To be honest…it’s not the easiest thing to get great taste with the most healthy ingredients.  As much as we all know that raw vegetables are the best thing for us, it takes knowledge, imagination, and skill to make raw vegetables not only palatable but a culinary feast.

So, while visiting Yoshio today, and he knowing I’ve been a vegetarian for many years, he recommneded having lunch at LifeAlive, an organic cafe located at 194 Middle St. in Lowell, Ma. They say first impressions are the most important: LifeAlive has a cozy “New Age” decor with real art on the walls and comfortable furniture that made the place feel like a friend’s house. The staff was cheery and informative: whenever Yoshio goes to a new place he seems to query the staff for their opinions on the best food. The staff person immediately replied that while all the food was very good, his current favorite was “The Adventurer” which is base of short grain brown rice and quinoa topped with pieces of kale, chopped beets, bits of tofu, toasted almonds, and melted cheddar cheese with a sauce of sesame-ginger-nama. “The Adventurer” was delicious combination of tastes with each ingredient having a distinct character of its own, yet combined wonderfully together. Special touches like the warm toasted almonds and especially how the slightly sour of the beets combined with the creaminess of the cheese were wonderful. I asked Yoshio if he knew what “nama” was, and when he said “no” I asked the clerk and she said that it was “raw” shoyu (soy sauce)! When I went back to Yoshio to say that I think “nama” was Japanese, he asked me to spell it. He took a second and had that “AHA” look and said “Oh, yeah “nama” is “fresh” in Japanese”

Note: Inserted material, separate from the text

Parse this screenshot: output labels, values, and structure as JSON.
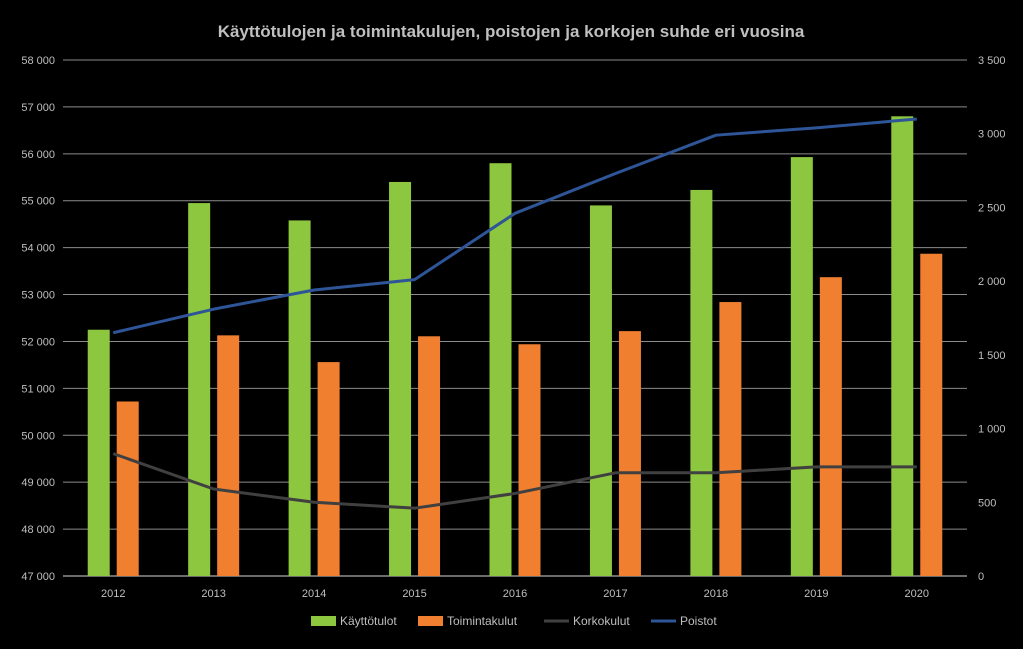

[Yet another example of how bad my Japanese is. Whenever I cook Japanese meals at Teja's house and I ask for "mirin" (Japanese sweet-ish vinegar) Teja...every time...and Teja, I love you man, but is every time, he get's these curly eyebrows and asks "What's that?" After saying 'mirin" three times and then spelling it, he looks at me and says "OH! mirin...yeah I've got some"]

My “Seductress” wrap was also very good: a slightly toasted wheat tortilla warpped around shredded beet and carrot, kale, broccoli and hard-poached egg. Delicious!

We met the owner, Heidi Feinstein, who it turns out is a nutritionist who clearly loves providing this kind of food that is “closer to the source” with 95% of her food from raw ingredients. Bostonians will be pleased to know that she will be opening a LifeAlive at 765 Massachusetts Ave,  Central Sq. this September. Visit their website: http://www.lifealive.com

LifeAlive: tasty, healthy, fun. Food doesn’t get any better (or better for you) than this.